Yes, absolutely. We simply don’t work with brands whose products we wouldn’t eat ourselves. We’ve definitely had people reach out in the past to work with us, and once they sent us the product samples, we declined to work with them—and we take a lot of pride in that. We ultimately wind up being huge advocates for every brand we work with. We’re often stocking our office with their products, and our employees are eating them. We’re gifting them to people who come in the door. So we need to be really proud of whatever it is that we’re creating brands for.
Are there any specific design or copy elements that reliably draw folks toward a food product?
I would say the secret is in making a product approachable. You want to humanize the shopping experience. Think about your typical old-school box of pasta: It probably has an image of some perfectly ornate, beautifully twirled forkful of pasta with a single piece of parsley on it. But these days, that’s not how we’re styling food. That’s not what people want. Brands like Bon Appétit have really shifted the way food is being styled: Things are messy and casual. There are hands involved, crowded tables, countertops covered in flour. It’s casual, and it’s human, and that makes the food and beverage world feel so much more accessible.
Of course, I can’t really say that there’s one objective and obvious thing that will draw any audience in, but if I were to pick one thing I think most people are drawn to, it’s the act of breaking down that wall between the consumer and the advertising world. At the end of the day, people just want to feel spoken to like . . . real people.
How does a food product’s branding impact our consumption experience?

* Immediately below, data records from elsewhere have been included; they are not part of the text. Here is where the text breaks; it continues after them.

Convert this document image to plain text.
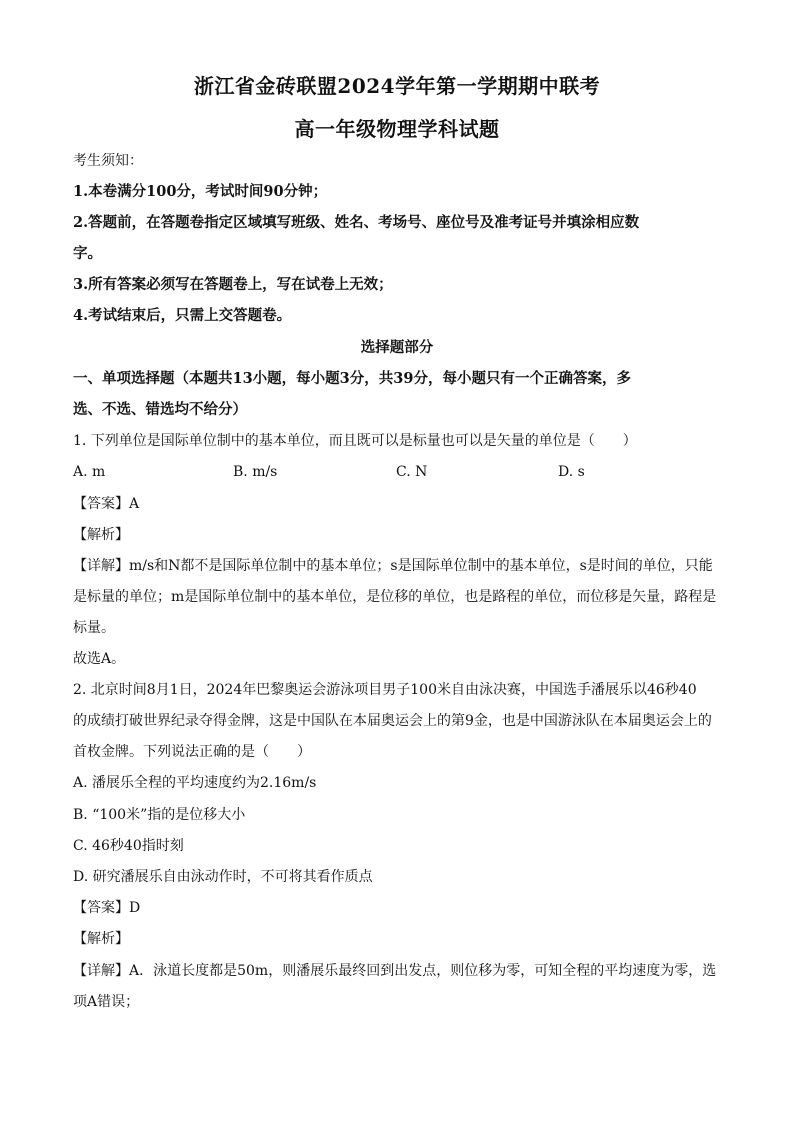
浙江省金砖联盟2024学年第一学期期中联考
高一年级物理学科试题
考生须知：
1.本卷满分100分，考试时间90分钟；
2.答题前，在答题卷指定区域填写班级、姓名、考场号、座位号及准考证号并填涂相应数
字。
3.所有答案必须写在答题卷上，写在试卷上无效；
4.考试结束后，只需上交答题卷。
选择题部分
一、单项选择题（本题共13小题，每小题3分，共39分，每小题只有一个正确答案，多
选、不选、错选均不给分）
1. 下列单位是国际单位制中的基本单位，而且既可以是标量也可以是矢量的单位是（　　）
A. m	B. m/s	C. N	D. s
【答案】A
【解析】
【详解】m/s和N都不是国际单位制中的基本单位；s是国际单位制中的基本单位，s是时间的单位，只能
是标量的单位；m是国际单位制中的基本单位，是位移的单位，也是路程的单位，而位移是矢量，路程是
标量。
故选A。
2. 北京时间8月1日，2024年巴黎奥运会游泳项目男子100米自由泳决赛，中国选手潘展乐以46秒40
的成绩打破世界纪录夺得金牌，这是中国队在本届奥运会上的第9金，也是中国游泳队在本届奥运会上的
首枚金牌。下列说法正确的是（　　）
A. 潘展乐全程的平均速度约为2.16m/s
B. “100米”指的是位移大小
C. 46秒40指时刻
D. 研究潘展乐自由泳动作时，不可将其看作质点
【答案】D
【解析】
【详解】A．泳道长度都是50m，则潘展乐最终回到出发点，则位移为零，可知全程的平均速度为零，选
项A错误；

Most of us don’t think of our most basic grocery shopping as fun. Sure, the farmers’ market is lovely, or the wine store, but when we’re getting pantry staples, it’s an errand. You’re saying, “Hey, I need canned tomatoes for pasta sauce.” That said, when you’re in the tomato aisle and you look at something and you’re like, “Whoa, I actually want to buy this for reasons beyond the fact that it will be exactly what I’m expecting it to be: tomatoes in a can,” that’s exciting. You’re finding delight in this little, prosaic thing.
For me, personally, I’m thinking of Bianco DiNapoli tomatoes. For as long as I can remember, I’ve bought whatever San Marzano brand was around, but I love that Bianco DiNapoli packaging. Now, when I go to the store, seeing those labels makes buying peeled tomatoes feel like a fun luxury. I like seeing the cans in my pantry. I’m excited to use them. I love cooking, so anytime I feel like I’m interacting with a brand in a way that makes my cooking experience more fun, or I’m joyful, I want to continue to seek out that product.